Microsatellite instability (or MSI) is defined by the National Cancer Institute as a change that occurs in the DNA of certain cells, such as cancer cells, in which the number of repeated DNA bases in a microsatellite (a short, repeated sequence of DNA) is different from what it was when the microsatellite was inherited. The cause of MSI may be a defect in the ability to repair mistakes made when DNA is copied in the cell. This defect is also referred to as mismatch repair deficiency (dMMR).

About Endometrial Carcinoma

Endometrial carcinoma begins in the inner lining of the uterus, which is known as the endometrium, and is the most common type of cancer in the uterus. In the U.S., it is estimated there will be more than 65,000 new cases of uterine body cancer and more than 12,500 deaths from the disease in 2022. It is estimated that approximately 30% of endometrial carcinomas are MSI‑H or dMMR.

About KEYTRUDA® (pembrolizumab) Injection, 100 mg

KEYTRUDA is an anti-programmed death receptor-1 (PD-1) therapy that works by increasing the ability of the body’s immune system to help detect and fight tumor cells. KEYTRUDA is a humanized monoclonal antibody that blocks the interaction between PD-1 and its ligands, PD-L1 and PD-L2, thereby activating T lymphocytes which may affect both tumor cells and healthy cells.
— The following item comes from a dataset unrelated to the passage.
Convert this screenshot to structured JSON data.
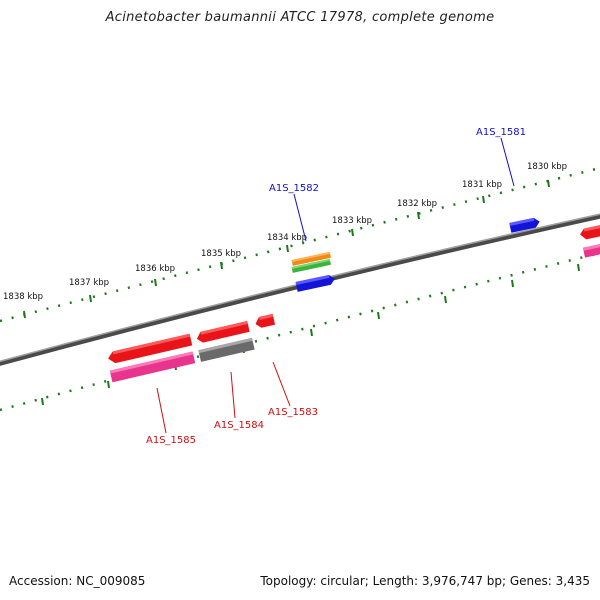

Merck has the industry’s largest immuno-oncology clinical research program. There are currently more than 1,700 trials studying KEYTRUDA across a wide variety of cancers and treatment settings. The KEYTRUDA clinical program seeks to understand the role of KEYTRUDA across cancers and the factors that may predict a patient's likelihood of benefitting from treatment with KEYTRUDA, including exploring several different biomarkers.